Google is expected to launch their new Pixel 8a smartphone soon. The handset will most likely be announced at I/O 2024. For those unfamiliar, Google’s Pixel A series of phones represents a slightly cheaper version of their flagship Pixel handsets. It does compromise on certain aspects, but it is a cheaper alternative if you still want the most optimized Google/Android experience.

That being said, with the Pixel 8a launching soon, will the handset have what it takes to be a hit for Google? We know that past Pixel A series phones have been quite well-received, so what will Google have to do to ensure the continuity of their success?


Unfortunately over the years, Google has steadily raised the prices of its phones. We understand that in today’s economy, companies need to raise prices in order to maintain their profits and revenue. The downside is that this will make Google’s Pixel A smartphones less of a value proposition than before.

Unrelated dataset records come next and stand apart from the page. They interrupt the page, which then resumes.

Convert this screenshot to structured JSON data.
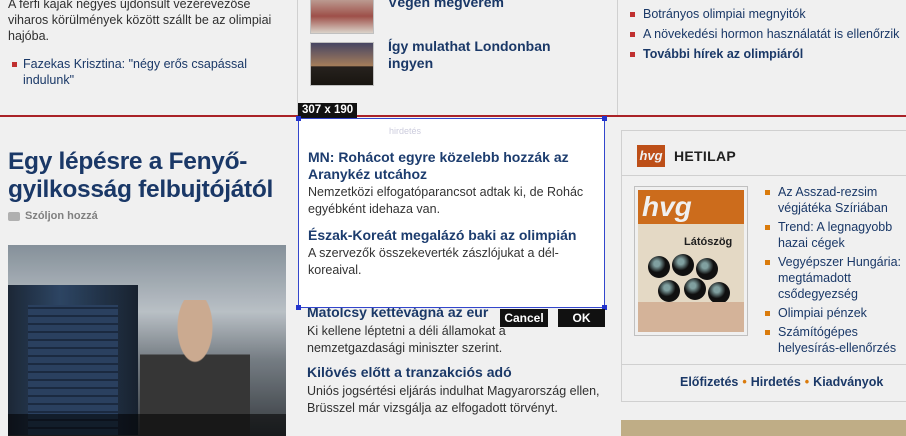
{
  "top": {
    "left": {
      "lead_text": "A férfi kajak négyes újdonsült vezérevezőse viharos körülmények között szállt be az olimpiai hajóba.",
      "bullet_link": "Fazekas Krisztina: \"négy erős csapással indulunk\""
    },
    "middle": {
      "items": [
        {
          "title": "Végén megverem"
        },
        {
          "title": "Így mulathat Londonban ingyen"
        }
      ]
    },
    "right": {
      "links": [
        "Botrányos olimpiai megnyitók",
        "A növekedési hormon használatát is ellenőrzik",
        "További hírek az olimpiáról"
      ]
    }
  },
  "left_column": {
    "headline": "Egy lépésre a Fenyő-gyilkosság felbujtójától",
    "comment_link": "Szóljon hozzá",
    "photo_caption": ""
  },
  "middle_column": {
    "articles": [
      {
        "title": "Matolcsy kettévágná az eur",
        "text": "Ki kellene léptetni a déli államokat a nemzetgazdasági miniszter szerint."
      },
      {
        "title": "Kilövés előtt a tranzakciós adó",
        "text": "Uniós jogsértési eljárás indulhat Magyarország ellen, Brüsszel már vizsgálja az elfogadott törvényt."
      }
    ]
  },
  "hvg": {
    "logo": "hvg",
    "label": "HETILAP",
    "cover": {
      "masthead": "hvg",
      "title": "Látószög"
    },
    "links": [
      "Az Asszad-rezsim végjátéka Szíriában",
      "Trend: A legnagyobb hazai cégek",
      "Vegyépszer Hungária: megtámadott csődegyezség",
      "Olimpiai pénzek",
      "Számítógépes helyesírás-ellenőrzés"
    ],
    "footer_links": [
      "Előfizetés",
      "Hirdetés",
      "Kiadványok"
    ],
    "separator": "•"
  },
  "selection": {
    "size_label": "307 x 190",
    "faint_text": "hirdetés",
    "articles": [
      {
        "title": "MN: Rohácot egyre közelebb hozzák az Aranykéz utcához",
        "text": "Nemzetközi elfogatóparancsot adtak ki, de Rohác egyébként idehaza van."
      },
      {
        "title": "Észak-Koreát megalázó baki az olimpián",
        "text": "A szervezők összekeverték zászlójukat a dél-koreaival."
      }
    ],
    "cancel_label": "Cancel",
    "ok_label": "OK"
  }
}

Google raised the price of the Pixel 7a last year. The rumors are claiming that the company might do it again for the Pixel 8a this year, which we think will be a bad move. Even a bump up in price of $50 would push the phone closer to the higher-end side of the market, alienating potential customers further.

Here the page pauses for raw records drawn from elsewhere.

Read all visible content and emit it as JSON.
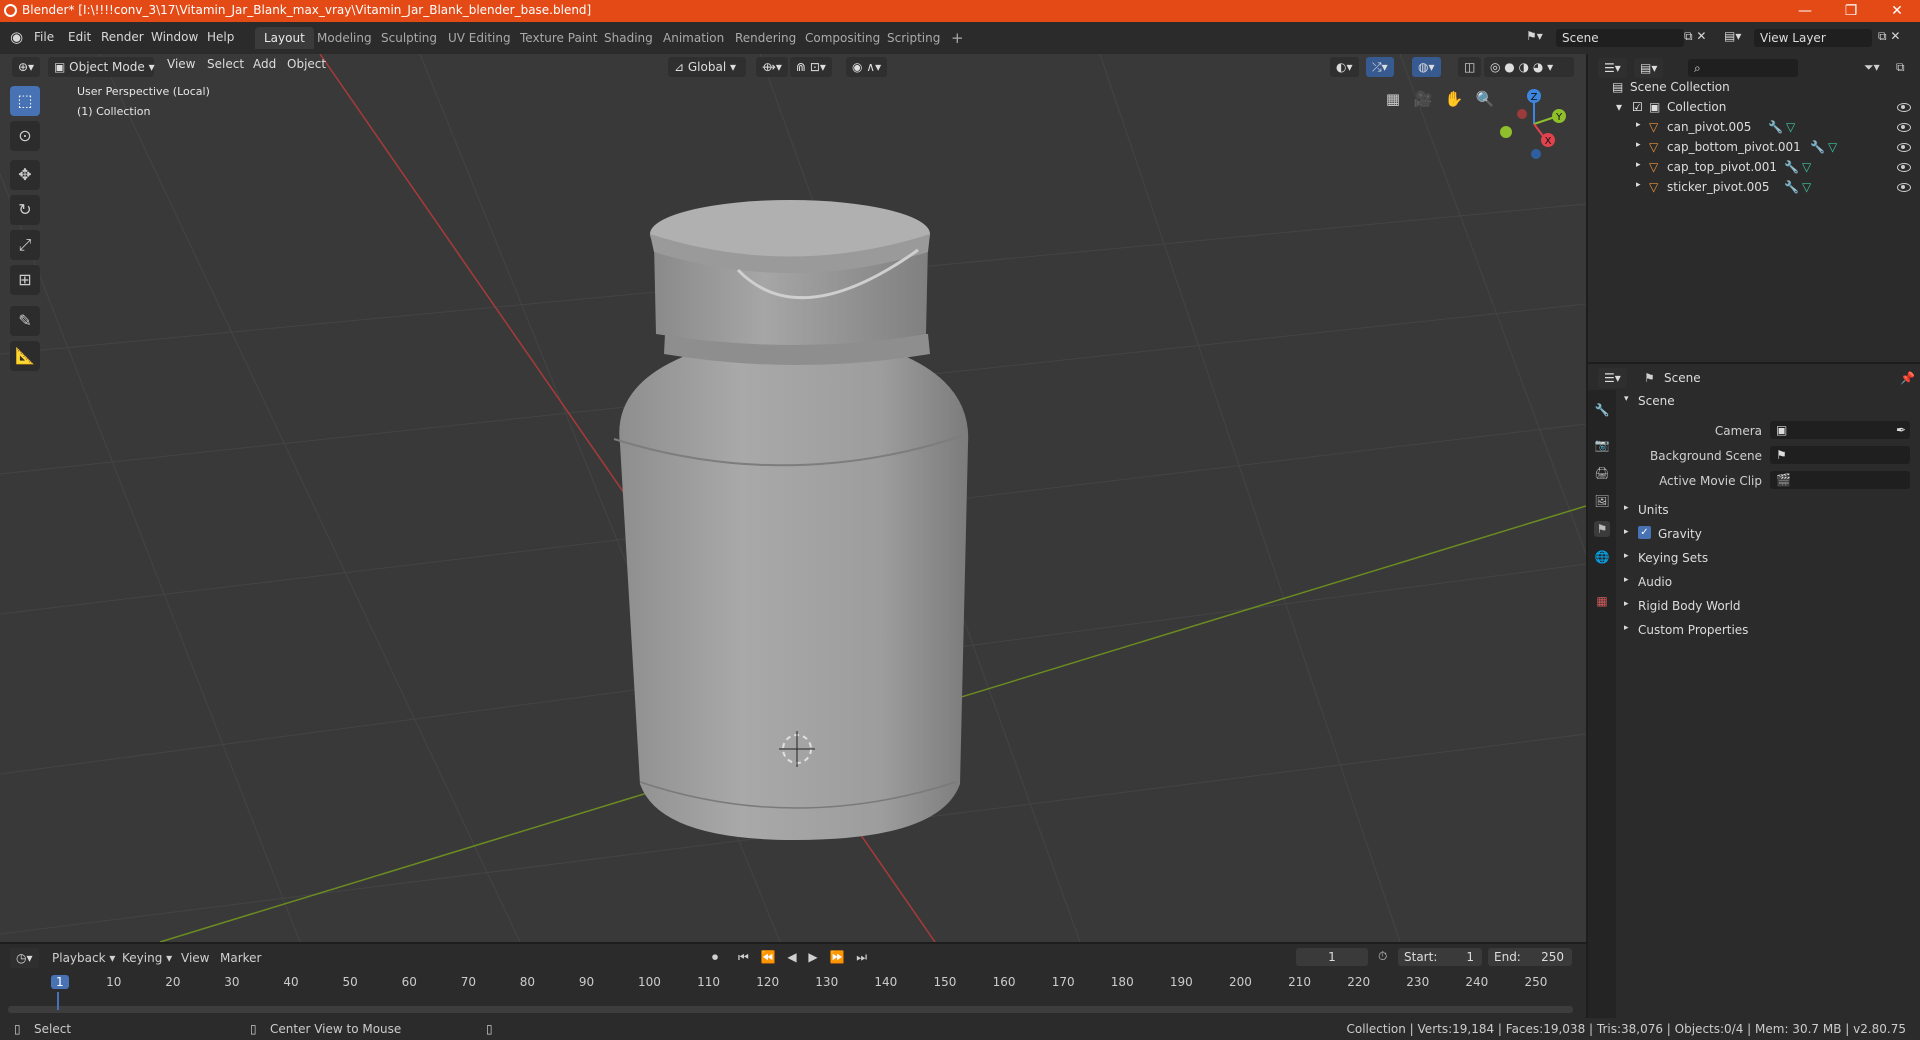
{
  "titlebar": {
    "title": "Blender* [I:\\!!!!conv_3\\17\\Vitamin_Jar_Blank_max_vray\\Vitamin_Jar_Blank_blender_base.blend]",
    "minimize": "—",
    "maximize": "❐",
    "close": "✕"
  },
  "menubar": {
    "menus": [
      "File",
      "Edit",
      "Render",
      "Window",
      "Help"
    ],
    "workspaces": [
      "Layout",
      "Modeling",
      "Sculpting",
      "UV Editing",
      "Texture Paint",
      "Shading",
      "Animation",
      "Rendering",
      "Compositing",
      "Scripting"
    ],
    "add_workspace": "+",
    "scene_field": "Scene",
    "view_layer_field": "View Layer"
  },
  "viewport": {
    "mode": "Object Mode",
    "menus": [
      "View",
      "Select",
      "Add",
      "Object"
    ],
    "transform_orientation": "Global",
    "overlay_text_1": "User Perspective (Local)",
    "overlay_text_2": "(1) Collection",
    "gizmo": {
      "z": "Z",
      "y": "Y",
      "x": "X"
    }
  },
  "outliner": {
    "search_placeholder": "",
    "scene_collection": "Scene Collection",
    "collection": "Collection",
    "objects": [
      "can_pivot.005",
      "cap_bottom_pivot.001",
      "cap_top_pivot.001",
      "sticker_pivot.005"
    ]
  },
  "properties": {
    "context": "Scene",
    "panel_title": "Scene",
    "fields": [
      {
        "label": "Camera",
        "value": ""
      },
      {
        "label": "Background Scene",
        "value": ""
      },
      {
        "label": "Active Movie Clip",
        "value": ""
      }
    ],
    "sections": [
      "Units",
      "Gravity",
      "Keying Sets",
      "Audio",
      "Rigid Body World",
      "Custom Properties"
    ],
    "gravity_checked": true
  },
  "timeline": {
    "menus": [
      "Playback",
      "Keying",
      "View",
      "Marker"
    ],
    "current_frame": "1",
    "start_label": "Start:",
    "start_value": "1",
    "end_label": "End:",
    "end_value": "250",
    "ticks": [
      "1",
      "10",
      "20",
      "30",
      "40",
      "50",
      "60",
      "70",
      "80",
      "90",
      "100",
      "110",
      "120",
      "130",
      "140",
      "150",
      "160",
      "170",
      "180",
      "190",
      "200",
      "210",
      "220",
      "230",
      "240",
      "250"
    ]
  },
  "status": {
    "left_action": "Select",
    "middle_action": "Center View to Mouse",
    "stats": "Collection | Verts:19,184 | Faces:19,038 | Tris:38,076 | Objects:0/4 | Mem: 30.7 MB | v2.80.75"
  },
  "colors": {
    "titlebar": "#e34a16",
    "accent": "#4772b3",
    "x_axis": "#a83a3a",
    "y_axis": "#6b8c21",
    "gizmo_x": "#e0434d",
    "gizmo_y": "#8fbf2a",
    "gizmo_z": "#3d86e0"
  }
}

Google needs to at the very least maintain the price. We doubt that Google will drop the price since that’s almost never practiced by companies, so maintaining it should be the least they can do.

Increase the value proposition

If Google does indeed raise the price, they will need to justify it by increasing the value proposition of the phone. For example, with the Pixel 7a, Google only used a dual camera setup versus the Pixel 7 Pro which had a triple camera setup. They also opted to go with a smaller display compared to the base Pixel 7 model.

They also opted to use 8GB of base RAM whereas the Pixel 7 Pro went up to 12GB for some configurations. For the Pixel 8a, Google should consider at least bumping up the RAM to justify the potential increase in price. An upgrade in battery size or charging speeds could also provide customers with another reason to purchase the phone. An upgrade to the display refresh rate might also be a good idea.

Keep the software the same

Google has actually done a good job in this space. Both the Pixel 7 and Pixel 7a phones have near-identical software. There are some features that are missing from the Pixel 7a compared to the Pixel 7. For example, the Pixel 7a does not have spatial audio while the Pixel 7 does.

The Pixel 7 also comes with an Action Pan camera feature that the Pixel 7a does not. If the Pixel 8a is really going to be powered by the same Tensor G3 found in the Pixel 8 series, we don’t see why Google can’t offer the same software experience out of the box. Maybe bridging the gap could make the Pixel 8a a more attractive alternative for those who might want a smaller phone but still have an identical flagship experience.


Price will still be the driving factor behind the reason why customers might end up rejecting the Pixel 8a and choose to go with the Pixel 8 or spend more to upgrade to the Pixel 8 Pro. Perhaps the Pixel 8a should no longer be seen as a “cheaper” version of Google’s flagship phones. Instead, perhaps viewing it as being the “base” model of the Pixel 8 series could reframe it in a better way.